Quinn sat in silence for a moment, trying to gather his thoughts.
“Bury it. Get rid of it,” Helice persisted. “Then go get your daughter, Quinn.”
“You don’t care about her.”
“Frankly? No, I don’t. But you need to get that done, and then maybe we can trust you to help us solve our problems a different way.” As he waited, she said, “A weapon isn’t how we deal with the Tarig. We’ve got to persuade them.”
“This from the woman who likes to torture children?” He couldn’t forget her threats during his first sojourn here—that if he didn’t come back, she’d ruin Mateo’s future.
She rolled her eyes. “From the woman who wants to exploit this universe sensibly. Without destroying the golden goose.”
He hacked away at her arguments. “Minerva should have been running simulations. Where the hell was their modeling work?”
“They
did
model the nan sequence. They just didn’t do it as well as we did. I was personally involved. And I did it right.”
His heart was sinking like a stone into a tar pit. Damn her, anyway. Damn her for keeping this secret, for choosing her own corporate skin before his mission, before their lives. The bright fell on his head, driving out his thoughts, his hopes. Bury the cirque in the ground, she said. Abandon the only weapon they had. How could he do that?
He spotted Benhu approaching, sitting on a beku-hauled wagon that was scarcely bigger than the hauling beast. Benhu had found a wagon, but now what good was it? The image came of sharing a cross-primacy journey with Helice, cooped up in a box the size of a double coffin. He didn’t relish sharing the ride. Even if she wasn’t outright lying about the cirque, she meant to destroy his mission, preferably with his cooperation.
He started to rise, but she gripped his arm. “Where are you going?”
Quinn shook her off. “Damn you to hell.”
She held his gaze, and he saw not the slightest trace of remorse. “I’m not lying. I’ve got no reason to lie.”

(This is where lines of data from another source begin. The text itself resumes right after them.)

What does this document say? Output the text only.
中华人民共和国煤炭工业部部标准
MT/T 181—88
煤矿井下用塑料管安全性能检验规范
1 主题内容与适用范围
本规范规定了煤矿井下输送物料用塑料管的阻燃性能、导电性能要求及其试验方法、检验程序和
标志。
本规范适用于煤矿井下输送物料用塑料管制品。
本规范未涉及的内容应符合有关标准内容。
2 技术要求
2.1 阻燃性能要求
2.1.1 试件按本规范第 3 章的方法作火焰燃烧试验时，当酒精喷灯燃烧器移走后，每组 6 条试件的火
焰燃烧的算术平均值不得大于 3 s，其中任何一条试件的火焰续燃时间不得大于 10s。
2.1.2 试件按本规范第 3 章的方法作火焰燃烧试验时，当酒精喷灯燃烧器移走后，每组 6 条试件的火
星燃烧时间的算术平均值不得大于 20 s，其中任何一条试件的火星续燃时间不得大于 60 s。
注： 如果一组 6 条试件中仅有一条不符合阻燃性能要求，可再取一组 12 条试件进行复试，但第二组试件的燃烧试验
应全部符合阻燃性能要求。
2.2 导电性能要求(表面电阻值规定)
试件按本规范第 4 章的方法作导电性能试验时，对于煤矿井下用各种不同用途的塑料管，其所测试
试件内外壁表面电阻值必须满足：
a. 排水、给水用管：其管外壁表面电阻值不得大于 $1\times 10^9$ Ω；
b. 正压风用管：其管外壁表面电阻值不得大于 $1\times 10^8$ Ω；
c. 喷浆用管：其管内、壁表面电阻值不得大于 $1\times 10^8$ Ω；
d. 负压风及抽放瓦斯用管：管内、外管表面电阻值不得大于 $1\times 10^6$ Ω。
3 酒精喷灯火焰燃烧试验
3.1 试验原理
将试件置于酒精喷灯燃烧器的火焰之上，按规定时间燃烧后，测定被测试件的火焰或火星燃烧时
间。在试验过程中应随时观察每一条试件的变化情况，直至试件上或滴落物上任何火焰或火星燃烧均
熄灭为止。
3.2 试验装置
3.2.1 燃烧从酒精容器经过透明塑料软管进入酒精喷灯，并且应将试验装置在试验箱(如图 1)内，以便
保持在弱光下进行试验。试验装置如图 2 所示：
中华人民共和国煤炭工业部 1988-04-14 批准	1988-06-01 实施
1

He stalked away, disgusted, sickened.
She scrambled after him, saying “Ren Kai, Ren Kai.” She almost bumped into an old Chalin godwoman, who cursed her and pointed to her murmuring, “The garrote.” Helice caught up to Quinn, pulling on his jacket.

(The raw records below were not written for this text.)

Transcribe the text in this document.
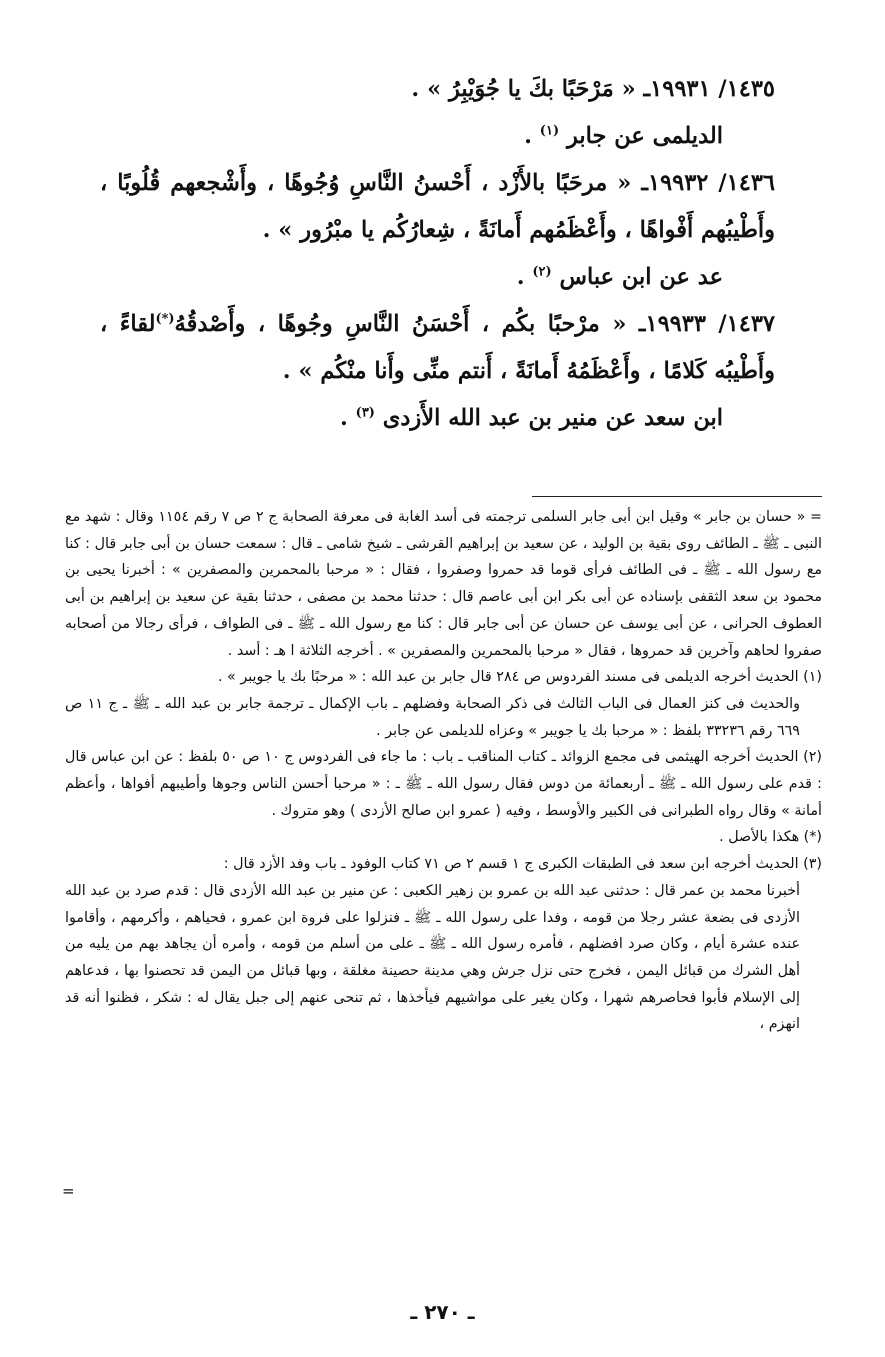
١٤٣٥/ ١٩٩٣١ـ « مَرْحَبًا بكَ يا جُوَيْبِرُ » .

الديلمى عن جابر $^{(١)}$ .

١٤٣٦/ ١٩٩٣٢ـ « مرحَبًا بالأَزْد ، أَحْسنُ النَّاسِ وُجُوهًا ، وأَشْجعهم قُلُوبًا ، وأَطْيبُهم أَفْواهًا ، وأَعْظَمُهم أَمانَةً ، شِعارُكُم يا مبْرُور » .

عد عن ابن عباس $^{(٢)}$ .

١٤٣٧/ ١٩٩٣٣ـ « مرْحبًا بكُم ، أَحْسَنُ النَّاسِ وجُوهًا ، وأَصْدقُهُ(*)لقاءً ، وأَطْيبُه كَلامًا ، وأَعْظَمُهُ أَمانَةً ، أَنتم منِّى وأَنا منْكُم » .

ابن سعد عن منير بن عبد الله الأَزدى $^{(٣)}$ .

= « حسان بن جابر » وقيل ابن أبى جابر السلمى ترجمته فى أسد الغابة فى معرفة الصحابة ج ٢ ص ٧ رقم ١١٥٤ وقال : شهد مع النبى ـ ﷺ ـ الطائف روى بقية بن الوليد ، عن سعيد بن إبراهيم القرشى ـ شيخ شامى ـ قال : سمعت حسان بن أبى جابر قال : كنا مع رسول الله ـ ﷺ ـ فى الطائف فرأى قوما قد حمروا وصفروا ، فقال : « مرحبا بالمحمرين والمصفرين » : أخبرنا يحيى بن محمود بن سعد الثقفى بإسناده عن أبى بكر ابن أبى عاصم قال : حدثنا محمد بن مصفى ، حدثنا بقية عن سعيد بن إبراهيم بن أبى العطوف الحرانى ، عن أبى يوسف عن حسان عن أبى جابر قال : كنا مع رسول الله ـ ﷺ ـ فى الطواف ، فرأى رجالا من أصحابه صفروا لحاهم وآخرين قد حمروها ، فقال « مرحبا بالمحمرين والمصفرين » . أخرجه الثلاثة ا هـ : أسد .

(١) الحديث أخرجه الديلمى فى مسند الفردوس ص ٢٨٤ قال جابر بن عبد الله : « مرحبًا بك يا جويبر » .

والحديث فى كنز العمال فى الباب الثالث فى ذكر الصحابة وفضلهم ـ باب الإكمال ـ ترجمة جابر بن عبد الله ـ ﷺ ـ ج ١١ ص ٦٦٩ رقم ٣٣٢٣٦ بلفظ : « مرحبا بك يا جويبر » وعزاه للديلمى عن جابر .

(٢) الحديث أخرجه الهيثمى فى مجمع الزوائد ـ كتاب المناقب ـ باب : ما جاء فى الفردوس ج ١٠ ص ٥٠ بلفظ : عن ابن عباس قال : قدم على رسول الله ـ ﷺ ـ أربعمائة من دوس فقال رسول الله ـ ﷺ ـ : « مرحبا أحسن الناس وجوها وأطيبهم أفواها ، وأعظم أمانة » وقال رواه الطبرانى فى الكبير والأوسط ، وفيه ( عمرو ابن صالح الأزدى ) وهو متروك .

(*) هكذا بالأصل .

(٣) الحديث أخرجه ابن سعد فى الطبقات الكبرى ج ١ قسم ٢ ص ٧١ كتاب الوفود ـ باب وفد الأزد قال :

أخبرنا محمد بن عمر قال : حدثنى عبد الله بن عمرو بن زهير الكعبى : عن منير بن عبد الله الأزدى قال : قدم صرد بن عبد الله الأزدى فى بضعة عشر رجلا من قومه ، وفدا على رسول الله ـ ﷺ ـ فنزلوا على فروة ابن عمرو ، فحياهم ، وأكرمهم ، وأقاموا عنده عشرة أيام ، وكان صرد افضلهم ، فأمره رسول الله ـ ﷺ ـ على من أسلم من قومه ، وأمره أن يجاهد بهم من يليه من أهل الشرك من قبائل اليمن ، فخرج حتى نزل جرش وهي مدينة حصينة مغلقة ، وبها قبائل من اليمن قد تحصنوا بها ، فدعاهم إلى الإسلام فأبوا فحاصرهم شهرا ، وكان يغير على مواشيهم فيأخذها ، ثم تنحى عنهم إلى جبل يقال له : شكر ، فظنوا أنه قد انهزم ،

=
ـ ٢٧٠ ـ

He grabbed her shoulders. “You know what you’ve done, don’t you? Have you got any idea? You’ve put yourself ahead of the damn whole world. You remember what we came for? Do you?” He shook her.
“Yes,” she whispered.
He doubted that she did. She hadn’t seen the navitar on the River Nigh. Hadn’t seen the needles poking up and down from the clouds, like the future trying to slash its way in. The navitar had said,
I see the world collapsing, the fire
descending. I see a burning rose.
To save the Rose, he held the cirque. The chain containing just a little too much force . . .
He remembered the navitar saying
One world excludes the other; both cannot
be true. The rose burns, and the All flies apart.
And could the Entire come apart? The Entire was fragile. Those who lived in the embrace of the storm walls knew that their world depended on the walls standing, on the bright flowing. They expected it would always be so. That there would always be peace—or at any rate, no wars that used virulent technology. No wars with the Rose universe.